In 1972, after getting his children through college, Doug accepted the pastor position in the First Presbyterian Church in Fulton in the Lake Ontario snowbelt, where he and Pattie remained until 1977, when Doug enthusiastically undertook a project with the Albany Presbytery to help invigorate rural parishes. Upon conclusion of that project, Doug accepted a call to the First United Presbyterian Church in Oneonta, from which he retired in 1987.

In the late ’70s, anticipating retirement, Doug and Pattie purchased 30 acres of maple woods in rural Schoharie County. In retirement, working with close friend Frank Chesebrough and many family, friends, and neighbors who stopped by to help clear brush or boil sap, Doug and Pattie produced what was universally acclaimed as the best maple syrup ever.

August was almost always spent at their camp at Silver Lake in the Adirondacks where as a child he spent summers with his extended family from Brooklyn and Montreal, and once swam the 4-mile length of the lake. As a parent, he and Pattie relished canoeing, fishing and hiking the local peaks with their three children. Doug also relished his early morning swims. Doug became an avid, self-taught sailor and finally won the coveted Silver Lake Sunday Race Trophy. With his understated penchant for adventure, when visiting Pattie’s family’s camp near Baltimore he successfully and unintentionally threaded his sailing dinghy through a fleet of Naval Academy midshipmen on a sailing exercise in the Chesapeake Bay. In 2006, at age 84, Doug entered the Willard Hanmer Guideboat Race on Lake Flower in the Village of Saranac Lake, rowing to first place in an age-class, three-boat field.

Doug had an abiding passion for the Adirondacks and protection of the natural world. Doug and Pattie became founding members of the Natural History Museum of the Adirondacks (The Wild Center) in Tupper Lake, to support the museum’s mission to introduce youth to the wonders of nature and the Adirondack Park.

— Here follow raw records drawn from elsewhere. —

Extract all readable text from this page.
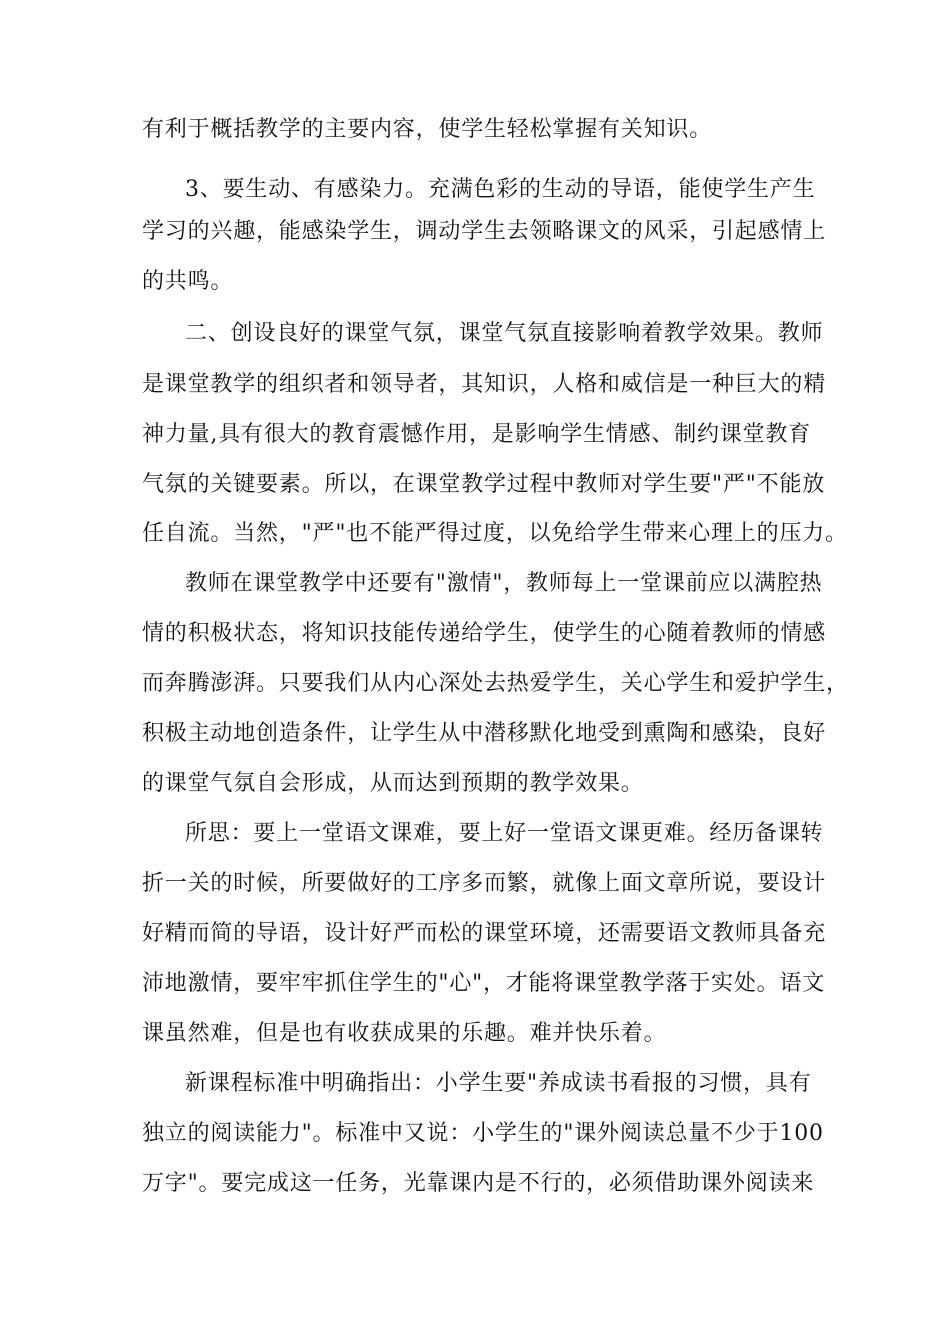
有利于概括教学的主要内容，使学生轻松掌握有关知识。
3、要生动、有感染力。充满色彩的生动的导语，能使学生产生
学习的兴趣，能感染学生，调动学生去领略课文的风采，引起感情上
的共鸣。
二、创设良好的课堂气氛，课堂气氛直接影响着教学效果。教师
是课堂教学的组织者和领导者，其知识，人格和威信是一种巨大的精
神力量,具有很大的教育震憾作用，是影响学生情感、制约课堂教育
气氛的关键要素。所以，在课堂教学过程中教师对学生要"严"不能放
任自流。当然，"严"也不能严得过度，以免给学生带来心理上的压力。
教师在课堂教学中还要有"激情"，教师每上一堂课前应以满腔热
情的积极状态，将知识技能传递给学生，使学生的心随着教师的情感
而奔腾澎湃。只要我们从内心深处去热爱学生，关心学生和爱护学生，
积极主动地创造条件，让学生从中潜移默化地受到熏陶和感染，良好
的课堂气氛自会形成，从而达到预期的教学效果。
所思：要上一堂语文课难，要上好一堂语文课更难。经历备课转
折一关的时候，所要做好的工序多而繁，就像上面文章所说，要设计
好精而简的导语，设计好严而松的课堂环境，还需要语文教师具备充
沛地激情，要牢牢抓住学生的"心"，才能将课堂教学落于实处。语文
课虽然难，但是也有收获成果的乐趣。难并快乐着。
新课程标准中明确指出：小学生要"养成读书看报的习惯，具有
独立的阅读能力"。标准中又说：小学生的"课外阅读总量不少于100
万字"。要完成这一任务，光靠课内是不行的，必须借助课外阅读来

Doug was a survivor of lung cancer in 2007, and another bout in 2011. He was vigorous and engaged in the world even when the cancer returned in 2017. Despite the drain on his energies, he remained concerned about the condition of the world and the plight of defenseless people. He is remembered for his desire to share, and his interest in others.

Doug is survived by his loving wife of 71 years, Pattie; his children Roger (Monica), Portia Hubert (Gary) and Lee (Beth); and his grandchildren Matthew Hubert, and Christine Hubert.

He was predeceased by brother Washington Malcolm Gray Jr.

A memorial service will be held at 1 p.m. Aug. 5, at the Hamilton Union Presbyterian Church, 2291 Western Avenue, Guilderland, NY, 12084-9747.

Memorial gifts may be sent in memory of Douglas Gray to The Wild Center — Natural History Museum of the Adirondacks, 45 Museum Drive, Tupper Lake, NY 12986, or to the Hamilton Union Presbyterian Church, 2291 Western Avenue, Guilderland, NY 12084.